そういう事を、自分から避けてきたのだから。僕の想いを伝えるのは迷惑になるからと、飲み込んできた。理性を失ってまた司くんを傷付けるくらいなら、と彼の発情期に合わせて距離をとることにした。それもあって、次第に司くん顔を合わせるのも気まづくなってしまい、余計に彼を傷付けていたのかもしれない。

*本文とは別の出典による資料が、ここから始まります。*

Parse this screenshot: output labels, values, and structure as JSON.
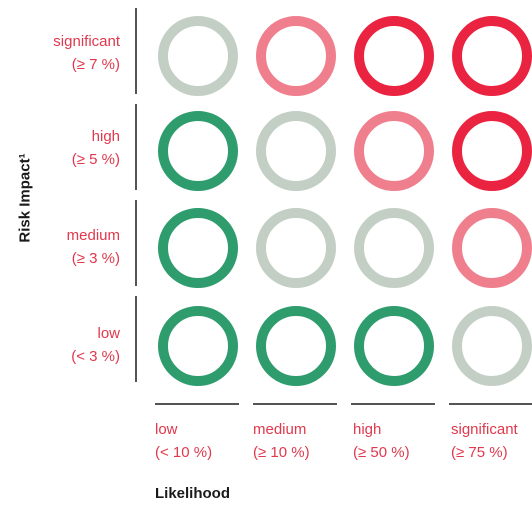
{
  "y_axis": {
    "title": "Risk Impact¹",
    "rows": [
      {
        "name": "significant",
        "range": "(≥ 7 %)"
      },
      {
        "name": "high",
        "range": "(≥ 5 %)"
      },
      {
        "name": "medium",
        "range": "(≥ 3 %)"
      },
      {
        "name": "low",
        "range": "(< 3 %)"
      }
    ]
  },
  "x_axis": {
    "title": "Likelihood",
    "columns": [
      {
        "name": "low",
        "range": "(< 10 %)"
      },
      {
        "name": "medium",
        "range": "(≥ 10 %)"
      },
      {
        "name": "high",
        "range": "(≥ 50 %)"
      },
      {
        "name": "significant",
        "range": "(≥ 75 %)"
      }
    ]
  },
  "colors": {
    "label": "#e0384c",
    "low": "#2f9c6e",
    "neutral": "#c3cfc5",
    "elevated": "#f07f8e",
    "high": "#ea2440"
  },
  "matrix": [
    [
      "neutral",
      "elevated",
      "high",
      "high"
    ],
    [
      "low",
      "neutral",
      "elevated",
      "high"
    ],
    [
      "low",
      "neutral",
      "neutral",
      "elevated"
    ],
    [
      "low",
      "low",
      "low",
      "neutral"
    ]
  ]
}
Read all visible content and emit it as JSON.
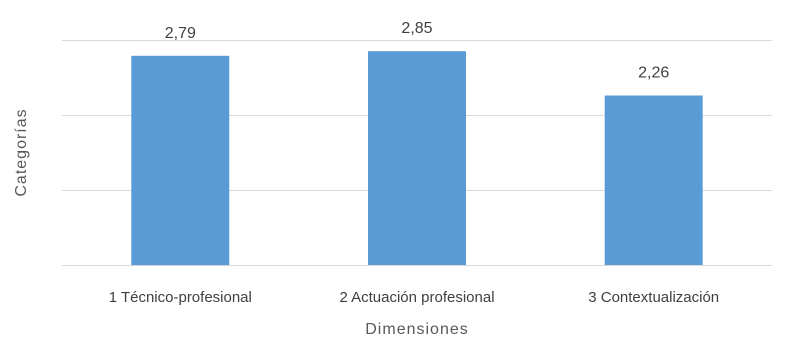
{
  "chart_data": {
    "type": "bar",
    "title": "",
    "xlabel": "Dimensiones",
    "ylabel": "Categorías",
    "categories": [
      "1 Técnico-profesional",
      "2 Actuación profesional",
      "3 Contextualización"
    ],
    "series": [
      {
        "values": [
          2.79,
          2.85,
          2.26
        ],
        "value_labels": [
          "2,79",
          "2,85",
          "2,26"
        ],
        "color": "#5b9bd5"
      }
    ],
    "ylim": [
      0,
      3
    ],
    "grid": true,
    "legend": "none"
  }
}
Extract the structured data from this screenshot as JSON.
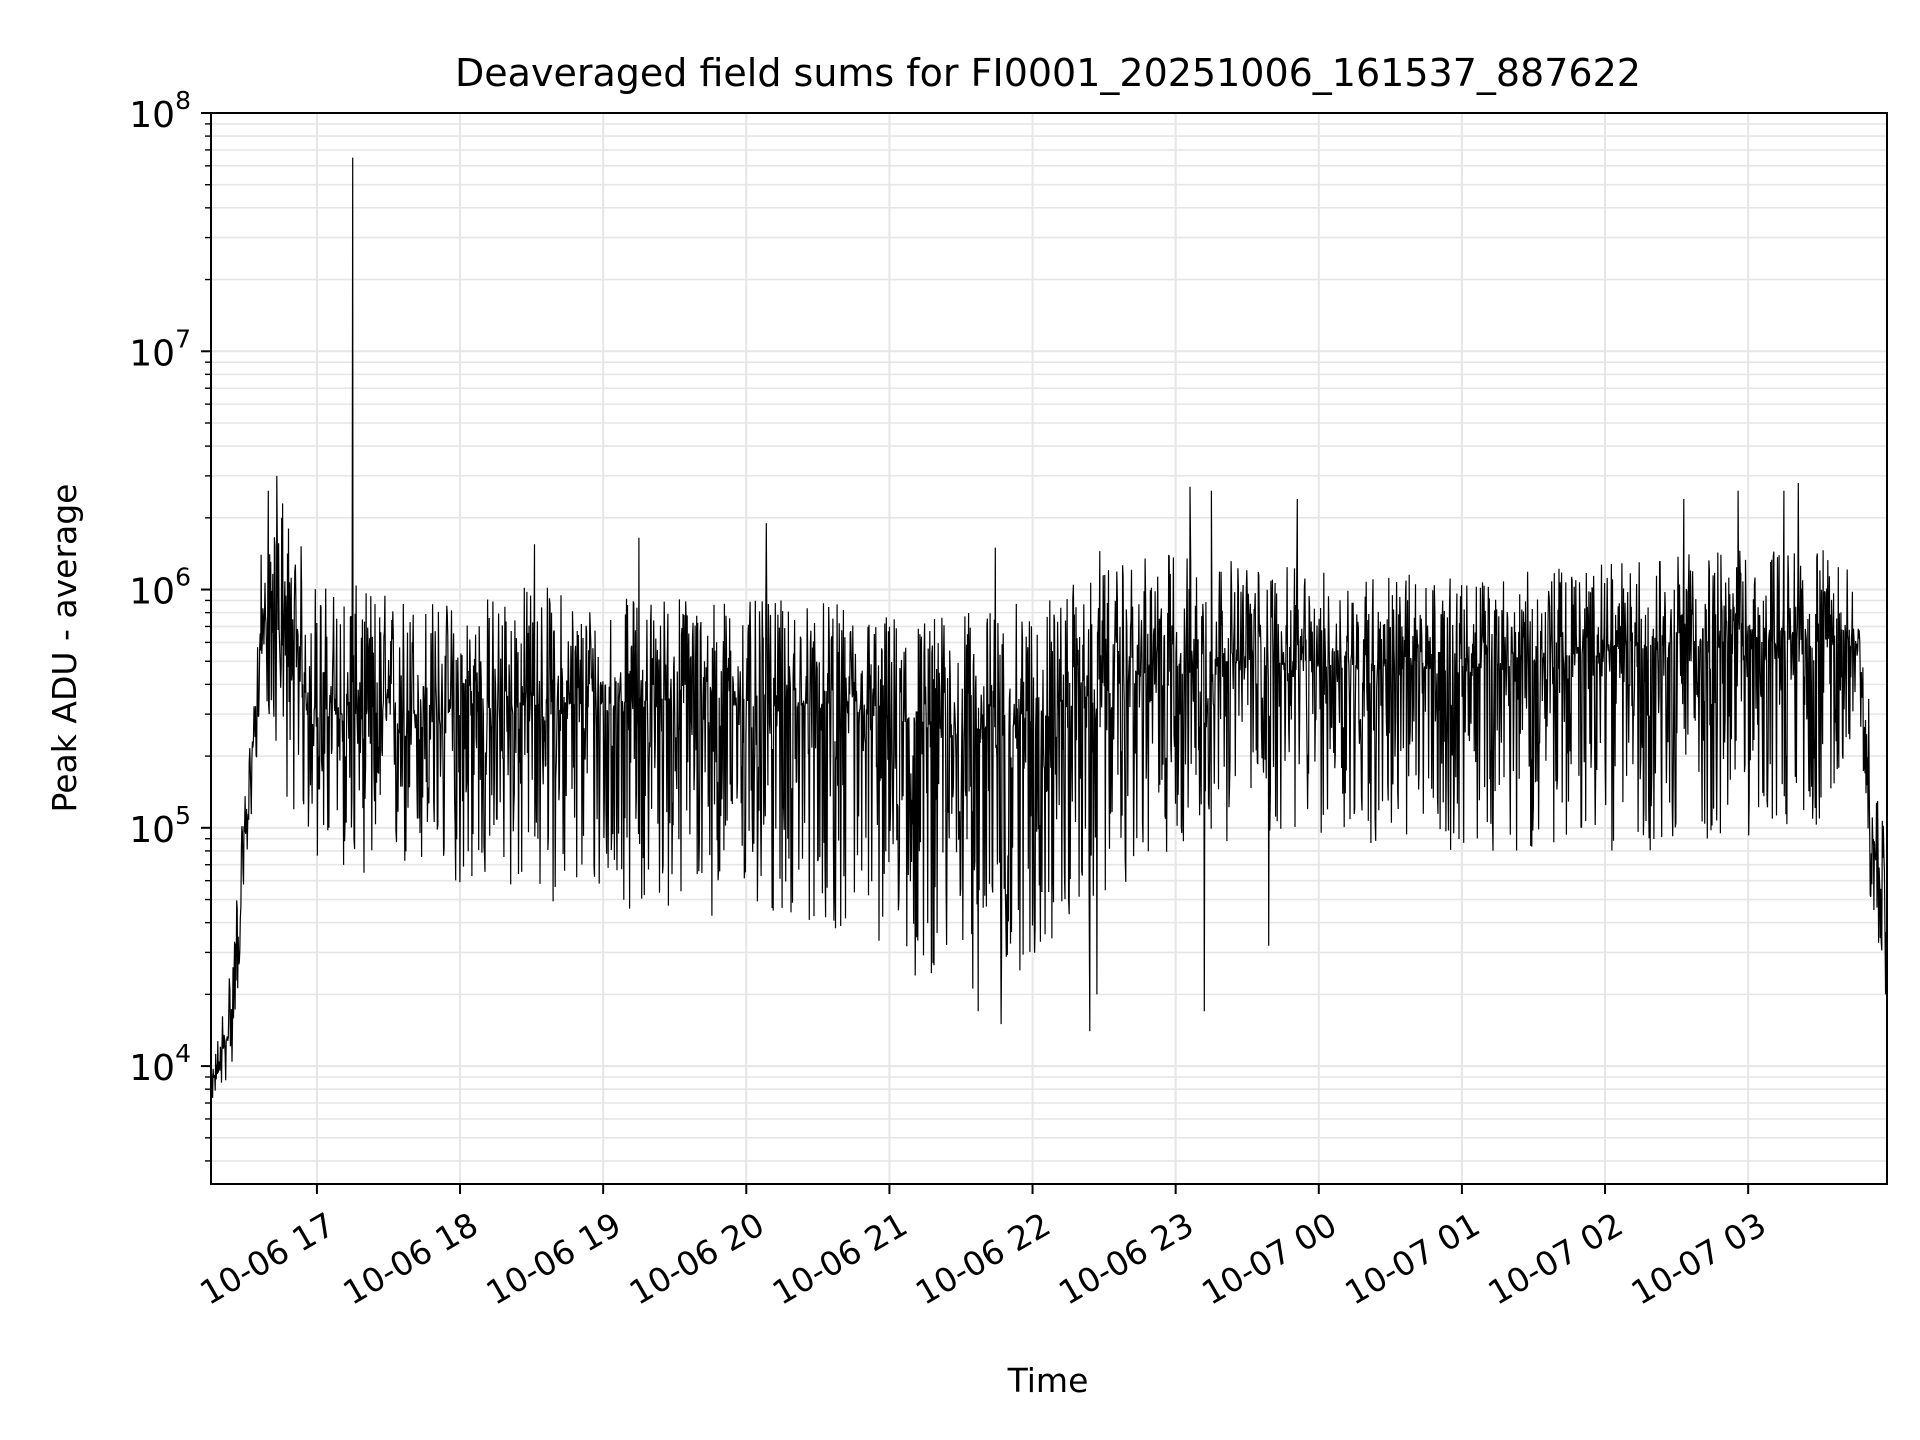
{
  "chart_data": {
    "type": "line",
    "title": "Deaveraged field sums for FI0001_20251006_161537_887622",
    "xlabel": "Time",
    "ylabel": "Peak ADU - average",
    "yscale": "log",
    "ylim": [
      3200,
      100000000
    ],
    "xlim_hours": [
      16.26,
      27.97
    ],
    "x_ticks": [
      {
        "hour": 17,
        "label": "10-06 17"
      },
      {
        "hour": 18,
        "label": "10-06 18"
      },
      {
        "hour": 19,
        "label": "10-06 19"
      },
      {
        "hour": 20,
        "label": "10-06 20"
      },
      {
        "hour": 21,
        "label": "10-06 21"
      },
      {
        "hour": 22,
        "label": "10-06 22"
      },
      {
        "hour": 23,
        "label": "10-06 23"
      },
      {
        "hour": 24,
        "label": "10-07 00"
      },
      {
        "hour": 25,
        "label": "10-07 01"
      },
      {
        "hour": 26,
        "label": "10-07 02"
      },
      {
        "hour": 27,
        "label": "10-07 03"
      }
    ],
    "y_ticks": [
      {
        "value": 10000,
        "base": "10",
        "exp": "4"
      },
      {
        "value": 100000,
        "base": "10",
        "exp": "5"
      },
      {
        "value": 1000000,
        "base": "10",
        "exp": "6"
      },
      {
        "value": 10000000,
        "base": "10",
        "exp": "7"
      },
      {
        "value": 100000000,
        "base": "10",
        "exp": "8"
      }
    ],
    "grid": true,
    "series": [
      {
        "name": "Deaveraged field sum",
        "color": "#000000",
        "envelope": [
          {
            "hour": 16.26,
            "min": 7000,
            "max": 9000,
            "median": 8000
          },
          {
            "hour": 16.4,
            "min": 9000,
            "max": 30000,
            "median": 15000
          },
          {
            "hour": 16.5,
            "min": 50000,
            "max": 150000,
            "median": 90000
          },
          {
            "hour": 16.62,
            "min": 400000,
            "max": 1000000,
            "median": 700000
          },
          {
            "hour": 16.75,
            "min": 150000,
            "max": 2500000,
            "median": 600000
          },
          {
            "hour": 17.0,
            "min": 70000,
            "max": 1100000,
            "median": 300000
          },
          {
            "hour": 17.5,
            "min": 60000,
            "max": 1000000,
            "median": 300000
          },
          {
            "hour": 18.0,
            "min": 55000,
            "max": 900000,
            "median": 300000
          },
          {
            "hour": 18.5,
            "min": 50000,
            "max": 1100000,
            "median": 330000
          },
          {
            "hour": 19.0,
            "min": 45000,
            "max": 900000,
            "median": 330000
          },
          {
            "hour": 19.5,
            "min": 45000,
            "max": 1000000,
            "median": 350000
          },
          {
            "hour": 20.0,
            "min": 40000,
            "max": 900000,
            "median": 340000
          },
          {
            "hour": 20.5,
            "min": 38000,
            "max": 900000,
            "median": 320000
          },
          {
            "hour": 21.0,
            "min": 30000,
            "max": 800000,
            "median": 280000
          },
          {
            "hour": 21.5,
            "min": 20000,
            "max": 800000,
            "median": 250000
          },
          {
            "hour": 22.0,
            "min": 25000,
            "max": 900000,
            "median": 280000
          },
          {
            "hour": 22.5,
            "min": 50000,
            "max": 1200000,
            "median": 380000
          },
          {
            "hour": 23.0,
            "min": 80000,
            "max": 1500000,
            "median": 500000
          },
          {
            "hour": 23.5,
            "min": 90000,
            "max": 1300000,
            "median": 500000
          },
          {
            "hour": 24.0,
            "min": 90000,
            "max": 1200000,
            "median": 480000
          },
          {
            "hour": 24.5,
            "min": 80000,
            "max": 1200000,
            "median": 480000
          },
          {
            "hour": 25.0,
            "min": 80000,
            "max": 1100000,
            "median": 450000
          },
          {
            "hour": 25.5,
            "min": 80000,
            "max": 1200000,
            "median": 500000
          },
          {
            "hour": 26.0,
            "min": 80000,
            "max": 1300000,
            "median": 550000
          },
          {
            "hour": 26.5,
            "min": 80000,
            "max": 1400000,
            "median": 600000
          },
          {
            "hour": 27.0,
            "min": 90000,
            "max": 1500000,
            "median": 600000
          },
          {
            "hour": 27.5,
            "min": 100000,
            "max": 1500000,
            "median": 620000
          },
          {
            "hour": 27.78,
            "min": 300000,
            "max": 1200000,
            "median": 600000
          },
          {
            "hour": 27.85,
            "min": 50000,
            "max": 300000,
            "median": 100000
          },
          {
            "hour": 27.97,
            "min": 20000,
            "max": 80000,
            "median": 40000
          }
        ],
        "spikes": [
          {
            "hour": 16.61,
            "value": 1400000
          },
          {
            "hour": 16.66,
            "value": 2600000
          },
          {
            "hour": 16.72,
            "value": 3000000
          },
          {
            "hour": 16.76,
            "value": 2300000
          },
          {
            "hour": 17.25,
            "value": 65000000
          },
          {
            "hour": 18.52,
            "value": 1550000
          },
          {
            "hour": 19.25,
            "value": 1650000
          },
          {
            "hour": 20.14,
            "value": 1900000
          },
          {
            "hour": 21.74,
            "value": 1500000
          },
          {
            "hour": 22.47,
            "value": 1450000
          },
          {
            "hour": 23.1,
            "value": 2700000
          },
          {
            "hour": 23.25,
            "value": 2600000
          },
          {
            "hour": 23.85,
            "value": 2400000
          },
          {
            "hour": 26.55,
            "value": 2400000
          },
          {
            "hour": 26.93,
            "value": 2600000
          },
          {
            "hour": 27.25,
            "value": 2600000
          },
          {
            "hour": 27.35,
            "value": 2800000
          },
          {
            "hour": 21.18,
            "value": 24000
          },
          {
            "hour": 21.62,
            "value": 17000
          },
          {
            "hour": 21.78,
            "value": 15000
          },
          {
            "hour": 22.4,
            "value": 14000
          },
          {
            "hour": 22.45,
            "value": 20000
          },
          {
            "hour": 23.2,
            "value": 17000
          },
          {
            "hour": 23.65,
            "value": 32000
          },
          {
            "hour": 27.96,
            "value": 20000
          }
        ]
      }
    ]
  }
}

東雲くんの言い分が正しいと言いきれないけれど、そう言われてしまうとなんとなく思い当たる部分が出てくるように思える。けれど、それではまるで…。
(………まるで、司くんが僕を好きだった、ということにならないだろうか…)
僕に構ってもらえなくて拗ねている、とか、僕に愛されたかった、とか、僕をその気にさせる、とか、全て僕に都合がいい解釈な気がする。仲直りさせたいから適当に言っているという可能性も無くはないけれど、そんな感じには見えない。そればかりか、隣に座る青柳くんが何故か うんうん、と頷いていることも気になってくる。
じ、と青柳くんの様子を見ていれば、彼は僕に気付くと眉尻を下げてほんの少し笑った。
「以前お聞きしたのですが、番と上手く関係を築けないと気持ちが不安定になりやすいそうです。場合によっては、発情期の周期が乱れるとか」
「………発情期の周期が、乱れる…?」
「きっと司先輩も、神代先輩と話をしたいと思っているはずですから、一度時間を作るのはどうでしょうか?」
「……………そう、だね…」
青柳くんの提案に頷いて見せれば、彼はどこかホッとしたように表情を緩めた。
司くんは周りに恵まれている。勿論僕も。相談に乗ってもらえて有難いことこの上ない。ぐ、と一気にグラスの中の飲み物を飲み干した東雲くんは、ガタッ、と席を立ち上がった。「終わったなら帰りましょう」とさっさとお店の出入口に向かう彼に、青柳くんが立ち上がる。僕も立ち上がり、伝票の書かれた紙を取ってから二人を追いかけた。
あっさりしているのが東雲くんらしい。
「ありがとう、お陰で少し気持ちが楽になったよ」
「お役に立てた様で、何よりです」
礼儀正しい青柳くんの返答の後、東雲くんが「ごちそーさまです」と短くそう言った。相談料として奢ったので、そのお礼だろう。
ひらひらと手を振る二人に僕も手を振って返し、背を向ける。スマホのメッセージアプリを開いて、司くんの名前をタップすると、今朝のやり取りが出てきた。新しく文字を打ち込んで、慣れたようにポン、とそれを送信する。